Many may disagree so let us look at another case that happened in Florida.  Does anyone remember Terri Schiavo who was on life support for 15 years after she had suffered from a cardiac arrest?  I will not go into full detail but provide a link to this story.  In the end after fifteen years her husband and family won the case and the state allowed her feeding tube to be removed resulting in her death by starvation.  I ask which is more humane Dr. Kevorkian with the consent of the patient and family to be put to death by injection that causes the patient to go into a deep sleep and then die, or the state’s decision to allow someone to starve to death, which took days.

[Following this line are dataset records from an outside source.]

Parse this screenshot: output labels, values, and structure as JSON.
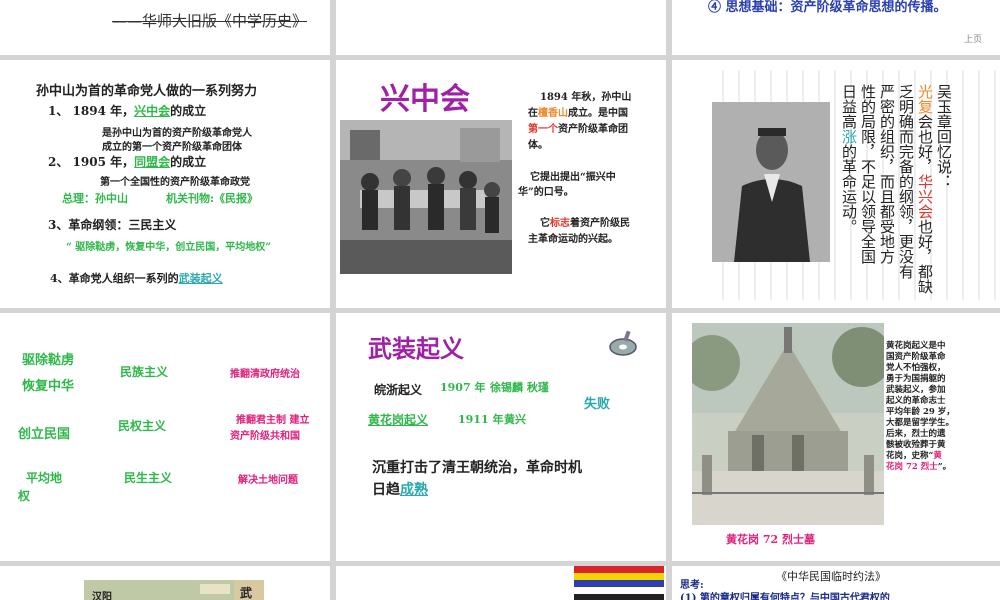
{
  "slide1": {
    "header": "——华师大旧版《中学历史》"
  },
  "slide3": {
    "point": "④ 思想基础：资产阶级革命思想的传播。",
    "page": "上页"
  },
  "slide4": {
    "title": "孙中山为首的革命党人做的一系列努力",
    "item1_prefix": "1、 1894 年，",
    "item1_org": "兴中会",
    "item1_suffix": "的成立",
    "item1_desc_a": "是孙中山为首的资产阶级革命党人",
    "item1_desc_b": "成立的第一个资产阶级革命团体",
    "item2_prefix": "2、 1905 年，",
    "item2_org": "同盟会",
    "item2_suffix": "的成立",
    "item2_desc": "第一个全国性的资产阶级革命政党",
    "leader": "总理：孙中山",
    "journal": "机关刊物:《民报》",
    "item3": "3、革命纲领：三民主义",
    "program": "“ 驱除鞑虏，恢复中华，创立民国，平均地权”",
    "item4_prefix": "4、革命党人组织一系列的",
    "item4_link": "武装起义"
  },
  "slide5": {
    "title": "兴中会",
    "p1_a": "1894 年秋，孙中山",
    "p1_b_pre": "在",
    "p1_b_place": "檀香山",
    "p1_b_post": "成立。是中国",
    "p1_c_first": "第一个",
    "p1_c_post": "资产阶级革命团",
    "p1_d": "体。",
    "p2_a": "它提出提出“振兴中",
    "p2_b": "华”的口号。",
    "p3_a_pre": "它",
    "p3_a_mark": "标志",
    "p3_a_post": "着资产阶级民",
    "p3_b": "主革命运动的兴起。"
  },
  "slide6": {
    "columns": [
      "吴玉章回忆说：",
      "光复会也好，华兴会也好，都缺",
      "乏明确而完备的纲领，更没有",
      "严密的组织，而且都受地方",
      "性的局限，不足以领导全国",
      "日益高涨的革命运动。"
    ]
  },
  "slide7": {
    "rows": [
      {
        "slogan": "驱除鞑虏",
        "principle": "民族主义",
        "goal": "推翻清政府统治"
      },
      {
        "slogan": "恢复中华",
        "principle": "",
        "goal": ""
      },
      {
        "slogan": "创立民国",
        "principle": "民权主义",
        "goal": "推翻君主制  建立",
        "goal2": "资产阶级共和国"
      },
      {
        "slogan": "平均地",
        "slogan2": "权",
        "principle": "民生主义",
        "goal": "解决土地问题"
      }
    ]
  },
  "slide8": {
    "title": "武装起义",
    "r1_a": "皖浙起义",
    "r1_b": "1907 年",
    "r1_c": "徐锡麟 秋瑾",
    "r2_a": "黄花岗起义",
    "r2_b": "1911 年",
    "r2_c": "黄兴",
    "result": "失败",
    "summary_a": "沉重打击了清王朝统治，革命时机",
    "summary_b_pre": "日趋",
    "summary_b_link": "成熟"
  },
  "slide9": {
    "lines": [
      "黄花岗起义是中",
      "国资产阶级革命",
      "党人不怕强权，",
      "勇于为国捐躯的",
      "武装起义，参加",
      "起义的革命志士",
      "平均年龄 29 岁，",
      "大都是留学学生。",
      "后来，烈士的遗",
      "骸被收殓葬于黄",
      "花岗，史称“黄",
      "花岗 72 烈士”。"
    ],
    "caption": "黄花岗 72 烈士墓"
  },
  "slide10": {
    "map_label1": "汉阳",
    "map_label2": "武"
  },
  "slide12": {
    "title": "《中华民国临时约法》",
    "think": "思考:",
    "q1": "(1) 第的章权归属有何特点？与中国古代君权的"
  },
  "colors": {
    "green": "#2fb84a",
    "teal": "#2aa9b0",
    "red": "#e0352b",
    "magenta": "#e0207a",
    "purple": "#a020a8"
  }
}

Shame on Government laws and church indoctrinations that take away freedom of choice when it means the most concerning death.  We must understand that death is part of life and to put someone on life support for years when there is no value of life left is a waste of money and furthers the grief for the surviving family.  Simply it cost major amount of moneys to keep people on life support when no hope of value of life can be achieved, better use of this money should go towards say, homeless families who have the potential to providing a better future.   When I no longer can contribute to society and the greater good, when I become a burden to such means I want the decision to be able to say I am ready to meet my maker.